Fix! Pemerintah Pangkas Cuti Bersama 2021, dari 7 Jadi 2 Hari

JAKARTA, 123berita.com – Pemerintah telah menyepakati dan menetapkan perubahan cuti bersama 2021. Kesepakatan tertuang dalam Surat Keputusan Bersama (SKB) Menteri Agama (Menag), Menteri Ketenagakerjaan (Menaker), Menteri Pendayagunaan Aparatur Negara dan Reformasi Birokrasi (Menteri PANRB) Nomor 281 Tahun 2021, Nomor 1 Tahun 2021, Nomor 1 Tahun 2021 tentang Perubahan Atas Keputusan Bersama Menag, Menaker, Menteri PANRB Nomor 642 Tahun 2020, Nomor 4 Tahun 2020, Nomor 4 tahun 2020 Tentang Hari Libur Nasional dan Cuti Bersama Tahun 2021.

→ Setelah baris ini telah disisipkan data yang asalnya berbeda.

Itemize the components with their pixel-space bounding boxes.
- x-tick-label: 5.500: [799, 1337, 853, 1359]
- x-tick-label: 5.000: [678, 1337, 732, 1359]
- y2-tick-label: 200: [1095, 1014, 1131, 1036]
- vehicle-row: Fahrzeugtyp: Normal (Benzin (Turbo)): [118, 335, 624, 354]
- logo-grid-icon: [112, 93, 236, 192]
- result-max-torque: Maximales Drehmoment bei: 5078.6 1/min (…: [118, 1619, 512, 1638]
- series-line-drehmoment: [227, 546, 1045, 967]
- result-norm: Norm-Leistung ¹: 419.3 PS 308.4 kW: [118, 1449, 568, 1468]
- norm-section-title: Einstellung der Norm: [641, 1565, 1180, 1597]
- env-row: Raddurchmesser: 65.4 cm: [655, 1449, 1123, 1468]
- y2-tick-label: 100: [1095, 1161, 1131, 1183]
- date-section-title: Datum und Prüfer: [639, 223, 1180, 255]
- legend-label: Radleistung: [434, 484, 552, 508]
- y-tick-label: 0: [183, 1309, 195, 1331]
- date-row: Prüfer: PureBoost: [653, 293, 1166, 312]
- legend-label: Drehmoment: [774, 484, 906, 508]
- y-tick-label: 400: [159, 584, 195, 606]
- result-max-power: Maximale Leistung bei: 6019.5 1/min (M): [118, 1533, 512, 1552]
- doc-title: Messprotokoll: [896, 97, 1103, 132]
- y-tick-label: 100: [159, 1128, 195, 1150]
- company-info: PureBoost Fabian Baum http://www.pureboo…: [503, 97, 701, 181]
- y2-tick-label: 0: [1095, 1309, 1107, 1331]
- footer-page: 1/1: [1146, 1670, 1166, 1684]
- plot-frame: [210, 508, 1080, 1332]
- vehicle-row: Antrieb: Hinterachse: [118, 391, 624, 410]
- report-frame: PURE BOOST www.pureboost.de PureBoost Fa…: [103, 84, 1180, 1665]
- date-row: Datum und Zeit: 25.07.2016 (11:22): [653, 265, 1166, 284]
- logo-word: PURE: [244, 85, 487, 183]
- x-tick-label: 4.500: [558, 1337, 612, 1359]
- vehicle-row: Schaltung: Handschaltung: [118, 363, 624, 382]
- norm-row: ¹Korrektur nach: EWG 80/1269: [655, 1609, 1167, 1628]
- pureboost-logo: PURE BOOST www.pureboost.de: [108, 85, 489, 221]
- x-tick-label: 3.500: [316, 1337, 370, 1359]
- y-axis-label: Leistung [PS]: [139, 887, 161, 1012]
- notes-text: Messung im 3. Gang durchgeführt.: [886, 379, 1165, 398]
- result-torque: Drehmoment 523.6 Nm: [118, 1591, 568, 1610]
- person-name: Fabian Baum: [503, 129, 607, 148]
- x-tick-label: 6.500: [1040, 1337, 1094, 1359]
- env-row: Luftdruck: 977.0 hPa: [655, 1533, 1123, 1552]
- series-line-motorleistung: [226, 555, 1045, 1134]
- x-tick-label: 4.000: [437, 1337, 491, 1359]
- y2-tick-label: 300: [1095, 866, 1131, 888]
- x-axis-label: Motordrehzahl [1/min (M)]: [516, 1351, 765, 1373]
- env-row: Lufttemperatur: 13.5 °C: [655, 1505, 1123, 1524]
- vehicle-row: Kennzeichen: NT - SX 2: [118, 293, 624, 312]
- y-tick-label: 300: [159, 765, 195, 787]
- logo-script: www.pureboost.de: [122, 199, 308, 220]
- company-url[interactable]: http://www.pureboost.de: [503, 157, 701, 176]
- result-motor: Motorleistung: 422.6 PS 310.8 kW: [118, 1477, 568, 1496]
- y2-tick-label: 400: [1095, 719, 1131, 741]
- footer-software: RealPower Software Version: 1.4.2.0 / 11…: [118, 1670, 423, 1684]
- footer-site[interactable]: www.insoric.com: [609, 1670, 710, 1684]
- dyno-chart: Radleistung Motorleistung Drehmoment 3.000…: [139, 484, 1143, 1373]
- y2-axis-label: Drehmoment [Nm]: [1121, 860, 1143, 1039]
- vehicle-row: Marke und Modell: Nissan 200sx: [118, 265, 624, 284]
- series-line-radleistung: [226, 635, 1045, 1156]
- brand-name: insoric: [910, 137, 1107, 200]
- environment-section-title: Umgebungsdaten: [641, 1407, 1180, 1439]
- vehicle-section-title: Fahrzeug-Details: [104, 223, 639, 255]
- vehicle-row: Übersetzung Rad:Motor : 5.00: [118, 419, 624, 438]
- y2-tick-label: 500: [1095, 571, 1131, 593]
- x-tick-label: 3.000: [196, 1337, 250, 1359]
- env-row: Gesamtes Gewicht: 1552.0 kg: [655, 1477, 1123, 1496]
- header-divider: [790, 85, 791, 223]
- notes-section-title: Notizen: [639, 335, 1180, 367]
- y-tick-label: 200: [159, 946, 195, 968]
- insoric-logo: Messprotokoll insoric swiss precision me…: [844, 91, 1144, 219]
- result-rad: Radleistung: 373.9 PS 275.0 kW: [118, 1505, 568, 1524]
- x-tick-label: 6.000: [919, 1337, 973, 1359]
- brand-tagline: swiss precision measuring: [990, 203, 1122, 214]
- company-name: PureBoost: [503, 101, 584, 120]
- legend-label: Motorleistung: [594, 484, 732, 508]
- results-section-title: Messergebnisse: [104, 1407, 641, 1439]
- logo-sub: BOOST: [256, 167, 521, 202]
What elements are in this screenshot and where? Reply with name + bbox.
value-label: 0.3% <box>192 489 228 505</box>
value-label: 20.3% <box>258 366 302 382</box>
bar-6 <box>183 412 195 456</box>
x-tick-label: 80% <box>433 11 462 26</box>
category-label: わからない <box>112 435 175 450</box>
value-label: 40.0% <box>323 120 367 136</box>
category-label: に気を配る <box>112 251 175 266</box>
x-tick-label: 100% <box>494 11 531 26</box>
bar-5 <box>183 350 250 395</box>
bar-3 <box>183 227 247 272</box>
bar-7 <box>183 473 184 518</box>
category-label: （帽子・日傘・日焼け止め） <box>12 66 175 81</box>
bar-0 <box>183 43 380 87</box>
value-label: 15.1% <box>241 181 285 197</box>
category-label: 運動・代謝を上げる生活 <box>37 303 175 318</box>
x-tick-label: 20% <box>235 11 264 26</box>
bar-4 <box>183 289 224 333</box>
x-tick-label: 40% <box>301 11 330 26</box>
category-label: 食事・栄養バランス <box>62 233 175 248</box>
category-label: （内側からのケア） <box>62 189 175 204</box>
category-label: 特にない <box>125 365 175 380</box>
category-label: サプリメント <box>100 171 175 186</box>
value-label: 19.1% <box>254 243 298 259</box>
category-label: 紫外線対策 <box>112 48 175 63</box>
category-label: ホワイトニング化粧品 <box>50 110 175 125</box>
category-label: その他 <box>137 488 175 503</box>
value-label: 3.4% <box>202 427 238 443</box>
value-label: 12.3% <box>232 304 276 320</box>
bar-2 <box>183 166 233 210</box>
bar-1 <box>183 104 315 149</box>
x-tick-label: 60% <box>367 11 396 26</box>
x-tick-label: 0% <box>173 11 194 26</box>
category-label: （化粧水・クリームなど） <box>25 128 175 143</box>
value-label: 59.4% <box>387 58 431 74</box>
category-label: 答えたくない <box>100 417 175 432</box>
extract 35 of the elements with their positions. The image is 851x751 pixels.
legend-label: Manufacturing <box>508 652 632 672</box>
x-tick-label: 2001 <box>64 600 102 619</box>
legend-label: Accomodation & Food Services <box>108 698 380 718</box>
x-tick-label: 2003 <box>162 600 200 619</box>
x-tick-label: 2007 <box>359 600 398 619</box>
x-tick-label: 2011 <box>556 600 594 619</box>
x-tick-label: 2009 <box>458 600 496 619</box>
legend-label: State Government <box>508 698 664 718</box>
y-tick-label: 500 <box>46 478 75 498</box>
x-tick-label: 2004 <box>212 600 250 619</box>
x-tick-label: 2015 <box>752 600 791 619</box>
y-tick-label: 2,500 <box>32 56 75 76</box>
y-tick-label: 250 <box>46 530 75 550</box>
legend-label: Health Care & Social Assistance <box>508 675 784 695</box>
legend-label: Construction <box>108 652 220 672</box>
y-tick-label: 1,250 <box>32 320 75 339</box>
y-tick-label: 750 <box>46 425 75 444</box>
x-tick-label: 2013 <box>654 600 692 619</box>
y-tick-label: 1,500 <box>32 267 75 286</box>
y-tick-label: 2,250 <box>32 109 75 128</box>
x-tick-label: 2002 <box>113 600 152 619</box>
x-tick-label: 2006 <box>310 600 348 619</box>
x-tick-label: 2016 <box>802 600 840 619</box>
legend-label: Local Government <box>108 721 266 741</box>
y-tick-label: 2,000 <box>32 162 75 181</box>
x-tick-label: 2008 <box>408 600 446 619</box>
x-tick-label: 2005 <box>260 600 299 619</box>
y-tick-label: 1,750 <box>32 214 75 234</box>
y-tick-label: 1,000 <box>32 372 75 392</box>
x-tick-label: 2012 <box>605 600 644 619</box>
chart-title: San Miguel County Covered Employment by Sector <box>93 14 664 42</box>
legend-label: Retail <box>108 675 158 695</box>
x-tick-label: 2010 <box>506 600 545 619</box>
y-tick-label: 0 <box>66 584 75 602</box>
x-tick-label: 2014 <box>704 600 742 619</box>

Hal itu diputuskan dalam Rapat Koordinasi Tingkat Menteri Peninjauan SKB Cuti Bersama Tahun 2021, dipimpin Menteri Koordinator Bidang Pembangunan Manusia dan Kebudayaan (Menko PMK) Muhadjir Effendy. Rapat dihadiri Menteri PAN RB Tjahjo Kumolo, Menteri Ketenagakerjaan Ida Fauziyah, Menteri Perhubungan Budi Karya Sumadi, Sekretariat Jenderal (Sekjen) Kementerian Agama Nizar Ali, Sekjen Kementerian Tenaga Kerja, Asops Kapolri, dan Pejabat Eselon 1 Kementerian/Lembaga (K/L) terkait.

Bacaan Lainnya

“Dalam Surat Keputusan Bersama (SKB) sebelumnya terdapat tujuh hari cuti bersama. Setelah dilakukan peninjauan kembali SKB, maka cuti bersama dikurangi dari semula tujuh hari menjadi hanya tinggal dua hari saja,” kata Muhadjir Effendy dalam Rapat Koordinasi di Kantor Kemenko PMK, Senin (22/02/2021), dilansir dari laman resmi Sekretariat Kabinet RI, setkab.go.id.

Adapun cuti bersama 2021 dipangkas sebanyak lima hari, yakni 12 Maret cuti bersama dalam rangka Isra Mikraj Nabi Muhammad SAW, 17, 18, 19 Mei cuti bersama dalam rangka Hari Raya Idul Fitri 1442 Hijriah, dan 27 Desember cuti bersama dalam rangka Hari Raya Natal 2021.

Sementara cuti bersama yang tetap, yakni pada 12 Mei dalam rangka Hari Raya Idul Fitri 1442 Hijriah dan 24 Desember dalam rangka Hari Raya Natal 2021. Pertimbangan mengapa masih diberikan satu hari menjelang Hari Raya Idul Fitri dan satu hari menjelang Natal agar memudahkan Polri dalam mengelola pergerakan masyarakat.